BLOCK: How detailed would those images be?

GALLO: Well, we used them on Titanic. And you can see very small things. And you could pick up something as small as an ice bucket easily at about a half a mile's distance. So you can make very accurate maps of the seafloor. The trick would be though, in mountainous areas where there's landslides and things like that, just to pick out the bits of an aircraft against that kind of a background, which is not so easy.

BLOCK: They also, of course, need to know that they're searching in the right area. And that's been a huge problem through the months and months that this plane has been gone.

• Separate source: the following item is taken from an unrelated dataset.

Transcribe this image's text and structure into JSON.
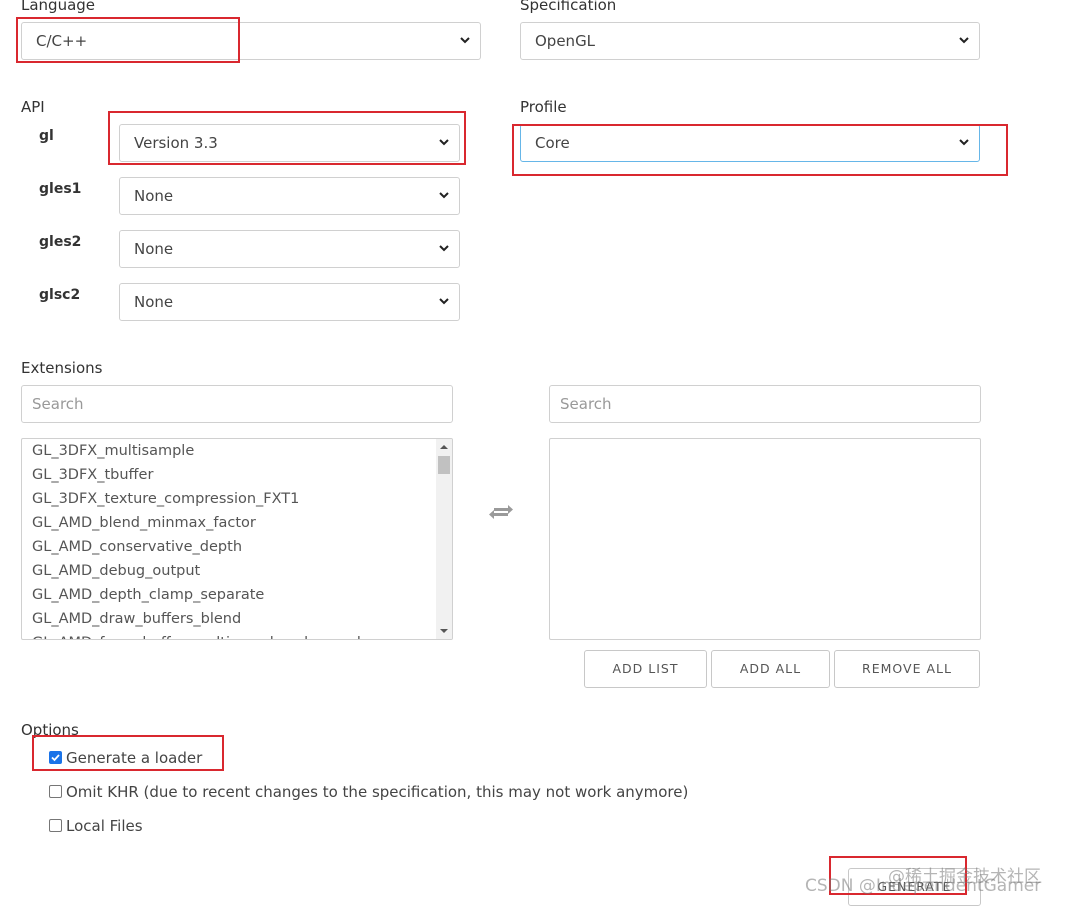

GALLO: I think that if there's one Achilles' heel about this whole thing is that is this the right haystack. You know, they've got a haystack now that's huge. And it's almost a ribbon of seafloor that extends hundreds of miles. And so, you know, the only way to know if they're right or not is to actually find the aircraft. It's a horrible situation to be in. So you've got to hope for the best - that the plane is found.

BLOCK: A key difference, I suppose, with the search that you were involved with for the Air France jet, you had floating debris. You found the plane ultimately. You found the black boxes. But you had stuff on the water, so you knew where you were headed.

GALLO: That was a great thing is that we knew that the plane had actually impacted the South Atlantic Ocean. In this case, there's no tangible evidence - not a pair of shoes, not a life vest, nothing to suggest that the plane is there except for the modeling. And that's why this is a very special and unusual situation.

BLOCK: When you talk to other people who have done these kinds of searches before, what are people saying? What are they puzzling over in this case?

GALLO: You know, it's very interesting to me that even in quiet conversations behind closed doors, it almost always ends with the statement so what do you think really happened - like a whisper. It concerns me because there's a certain doubt about whether the plane might actually be somewhere off the west coast of Australia. And, you know, at this stage of the game, we've got to put our confidence in that team and in those calculations.

BLOCK: It sounds like you are pretty certain that they will find this plane or be certain that it's not in this area.

GALLO: You know, it's a tough - that's a tough question. We were in the situation where we were - a year after the Air France 447 tragedy, we had our first expedition. And we spent two months looking and came back with nothing.

And I can tell you, it's an incredibly horrible feeling because you have the pressures of the family - that you feel like you've let the families down. And then the public pressure starts building.

Did you miss it? That goes through your own mind. You know, did we actually miss the aircraft. And you start to replay every bit of that expedition and look at all the data again and again and again. And unfortunately, the only way to get a conclusive answer is to find the aircraft.

BLOCK: That's David Gallo. He's an oceanographer at the Woods Hole Oceanographic Institute. He was a U.S. project leader in the search for Air France flight 447 in the Atlantic. Thanks so much for talking with us.